Waktu berduaan dengan Lee Sang-won
Suasananya cukup tenang.
Bukan karena tidak nyaman,
Karena dia adalah orang yang pendiam.
…butuh waktu lama bagi saya untuk meyakinkan diri sendiri.
Setelah pertemuan itu, dia memberikan tugas sederhana kepada anggota timnya.
Dia tidak mengatakan apa pun kepada saya.
Lebih tepatnya,
Saya menghindari kontak mata ketika seharusnya saya berbicara.

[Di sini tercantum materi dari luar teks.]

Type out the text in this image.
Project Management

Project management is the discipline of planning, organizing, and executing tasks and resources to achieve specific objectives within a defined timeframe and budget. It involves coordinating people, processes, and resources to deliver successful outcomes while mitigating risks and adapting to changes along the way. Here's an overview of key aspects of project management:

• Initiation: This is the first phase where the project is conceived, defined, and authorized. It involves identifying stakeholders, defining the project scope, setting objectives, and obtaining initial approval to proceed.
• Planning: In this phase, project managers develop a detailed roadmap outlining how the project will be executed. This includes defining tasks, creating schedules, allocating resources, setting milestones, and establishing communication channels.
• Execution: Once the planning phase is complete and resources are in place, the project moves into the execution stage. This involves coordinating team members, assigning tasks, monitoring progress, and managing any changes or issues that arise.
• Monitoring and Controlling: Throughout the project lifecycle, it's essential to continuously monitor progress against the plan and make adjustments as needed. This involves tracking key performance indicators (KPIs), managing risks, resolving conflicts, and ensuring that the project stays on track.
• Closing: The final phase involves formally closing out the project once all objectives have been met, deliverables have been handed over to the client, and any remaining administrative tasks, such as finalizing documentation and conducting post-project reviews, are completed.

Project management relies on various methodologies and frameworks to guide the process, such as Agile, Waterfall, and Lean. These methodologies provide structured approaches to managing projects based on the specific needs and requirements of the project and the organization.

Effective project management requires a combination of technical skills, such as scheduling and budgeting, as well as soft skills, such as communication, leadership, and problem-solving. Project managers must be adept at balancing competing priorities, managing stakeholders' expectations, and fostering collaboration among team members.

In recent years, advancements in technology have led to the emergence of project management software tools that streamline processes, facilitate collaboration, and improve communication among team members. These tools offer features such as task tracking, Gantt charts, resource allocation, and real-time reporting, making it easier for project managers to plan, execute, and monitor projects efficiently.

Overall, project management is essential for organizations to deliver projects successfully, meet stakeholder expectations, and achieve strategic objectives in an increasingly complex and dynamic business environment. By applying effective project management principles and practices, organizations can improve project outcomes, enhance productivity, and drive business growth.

Setelah kembali ke kantor, ketua tim dengan tenang mendekati tempat duduk saya.
Saat aku menegakkan sandaran kursi dan berdiri,
Bayangannya jatuh di atas meja saya.
“Saya akan menghadiri pengarahan PPL ini bersama-sama.”

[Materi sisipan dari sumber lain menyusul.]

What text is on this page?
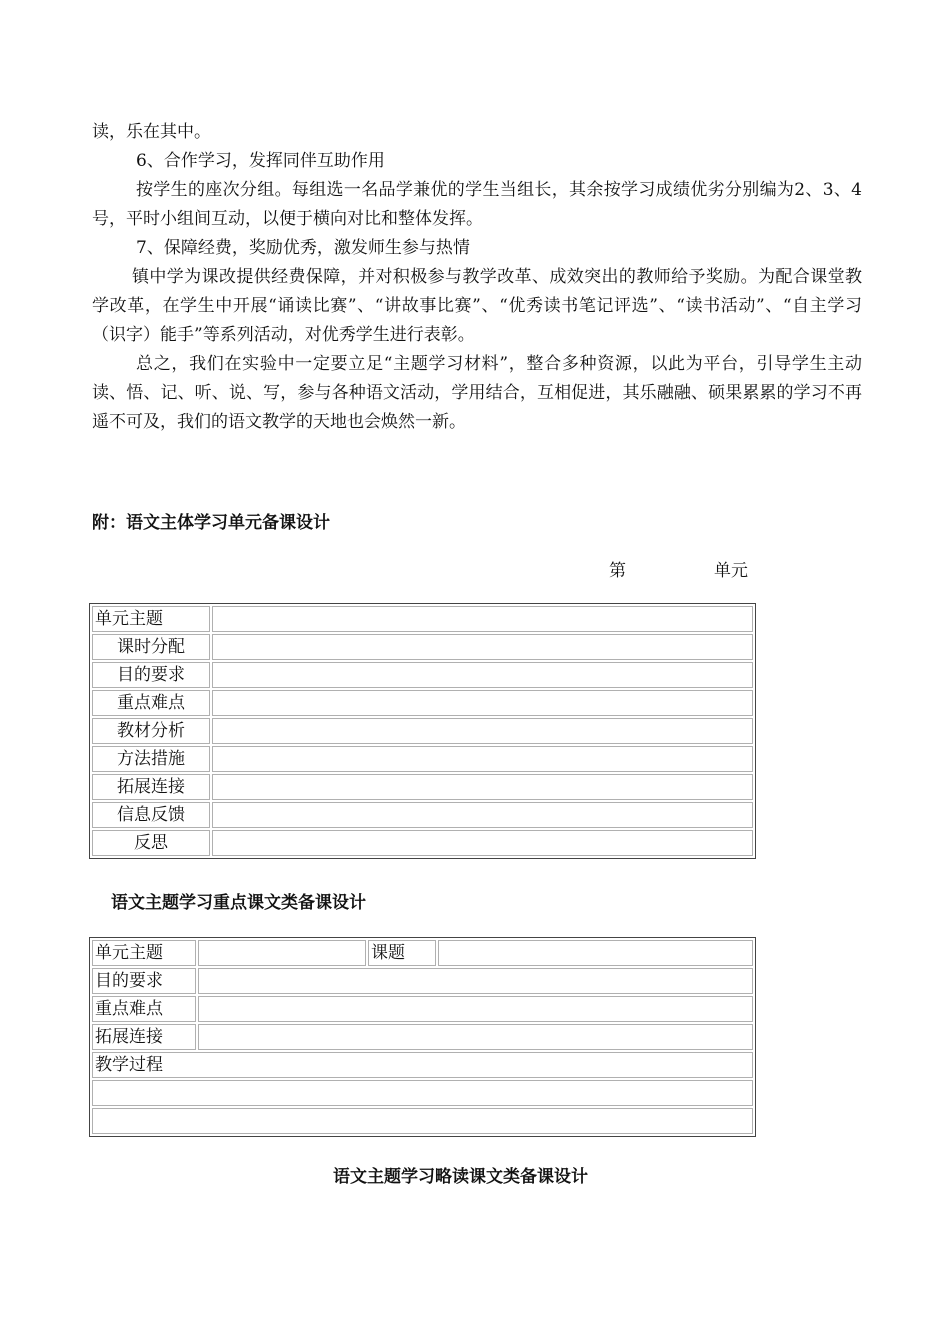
读，乐在其中。

6、合作学习，发挥同伴互助作用

按学生的座次分组。每组选一名品学兼优的学生当组长，其余按学习成绩优劣分别编为2、3、4号，平时小组间互动，以便于横向对比和整体发挥。

7、保障经费，奖励优秀，激发师生参与热情

镇中学为课改提供经费保障，并对积极参与教学改革、成效突出的教师给予奖励。为配合课堂教学改革，在学生中开展“诵读比赛”、“讲故事比赛”、“优秀读书笔记评选”、“读书活动”、“自主学习（识字）能手”等系列活动，对优秀学生进行表彰。

总之，我们在实验中一定要立足“主题学习材料”，整合多种资源，以此为平台，引导学生主动读、悟、记、听、说、写，参与各种语文活动，学用结合，互相促进，其乐融融、硕果累累的学习不再遥不可及，我们的语文教学的天地也会焕然一新。

附：语文主体学习单元备课设计
第	单元
单元主题	
课时分配	
目的要求	
重点难点	
教材分析	
方法措施	
拓展连接	
信息反馈	
反思	
语文主题学习重点课文类备课设计
单元主题		课题	
目的要求			
重点难点			
拓展连接			
教学过程			

语文主题学习略读课文类备课设计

Itu adalah suara yang pelan.
Dia bahkan tidak melakukan kontak mata atau memiringkan kepalanya.
Cara untuk sekadar mengatakan apa yang ingin Anda katakan dan kemudian pergi.

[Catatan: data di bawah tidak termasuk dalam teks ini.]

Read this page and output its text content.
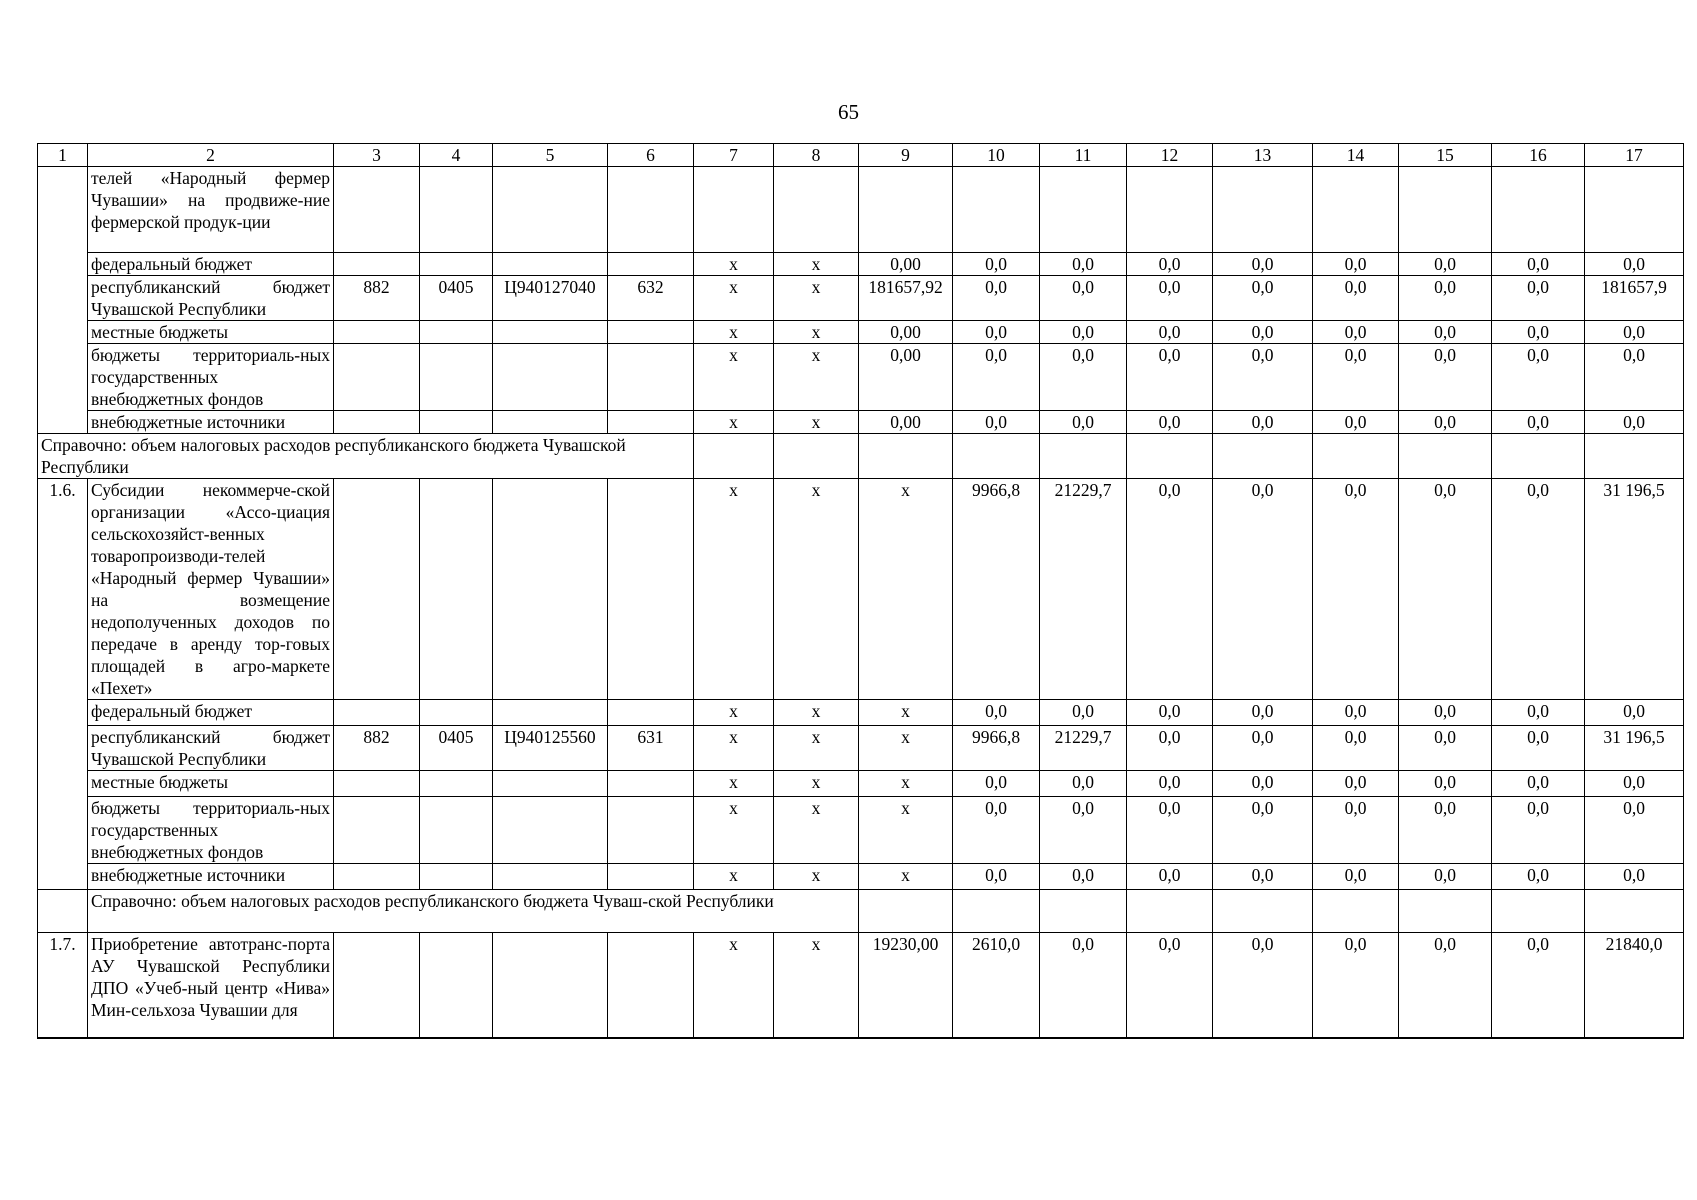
65
1	2	3	4	5	6	7	8	9	10	11	12	13	14	15	16	17
	телей «Народный фермер Чувашии» на продвиже-ние фермерской продук-ции															
	федеральный бюджет					х	х	0,00	0,0	0,0	0,0	0,0	0,0	0,0	0,0	0,0
	республиканский бюджет Чувашской Республики	882	0405	Ц940127040	632	х	х	181657,92	0,0	0,0	0,0	0,0	0,0	0,0	0,0	181657,9
	местные бюджеты					х	х	0,00	0,0	0,0	0,0	0,0	0,0	0,0	0,0	0,0
	бюджеты территориаль-ных государственных внебюджетных фондов					х	х	0,00	0,0	0,0	0,0	0,0	0,0	0,0	0,0	0,0
	внебюджетные источники					х	х	0,00	0,0	0,0	0,0	0,0	0,0	0,0	0,0	0,0
Справочно: объем налоговых расходов республиканского бюджета Чувашской Республики																
1.6.	Субсидии некоммерче-ской организации «Ассо-циация сельскохозяйст-венных товаропроизводи-телей «Народный фермер Чувашии» на возмещение недополученных доходов по передаче в аренду тор-говых площадей в агро-маркете «Пехет»					х	х	х	9966,8	21229,7	0,0	0,0	0,0	0,0	0,0	31 196,5
	федеральный бюджет					х	х	х	0,0	0,0	0,0	0,0	0,0	0,0	0,0	0,0
	республиканский бюджет Чувашской Республики	882	0405	Ц940125560	631	х	х	х	9966,8	21229,7	0,0	0,0	0,0	0,0	0,0	31 196,5
	местные бюджеты					х	х	х	0,0	0,0	0,0	0,0	0,0	0,0	0,0	0,0
	бюджеты территориаль-ных государственных внебюджетных фондов					х	х	х	0,0	0,0	0,0	0,0	0,0	0,0	0,0	0,0
	внебюджетные источники					х	х	х	0,0	0,0	0,0	0,0	0,0	0,0	0,0	0,0
	Справочно: объем налоговых расходов республиканского бюджета Чуваш-ской Республики															
1.7.	Приобретение автотранс-порта АУ Чувашской Республики ДПО «Учеб-ный центр «Нива» Мин-сельхоза Чувашии для					х	х	19230,00	2610,0	0,0	0,0	0,0	0,0	0,0	0,0	21840,0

Sikap lama itu sering dia tunjukkan.
“Ya, saya sudah mengonfirmasinya.”
Saya menjawab singkat, tetapi hal-hal yang tidak berguna terus muncul di dalam pikiran saya.
‘Mengapa Anda datang ke sini untuk memberitahu saya secara langsung?’
‘Sesuatu yang sebenarnya bisa dikirim melalui aplikasi pesan instan.’
‘Sambil melakukan hal itu pada orang lain.’
Dia berdiri di depanku selama beberapa detik.
Dia hanya mengangguk sedikit dan berbalik.
Suara langkah kaki hampir tidak terdengar.
Lee Sang-won selalu berjalan dengan tenang.
Satu hal saja yang tidak berubah,
Entah mengapa, saya merasa sangat kesal.
Saya kembali ke ruang konferensi.
Kali ini hanya kami berdua.
Sebuah ruang konferensi kecil. Papan tulis di salah satu dinding, jendela kaca dengan tirai tertutup di dinding lainnya.
Dia sedang duduk di kursi di dalam,
Aku duduk berhadapan dengannya, dengan sebuah kursi di antara kami.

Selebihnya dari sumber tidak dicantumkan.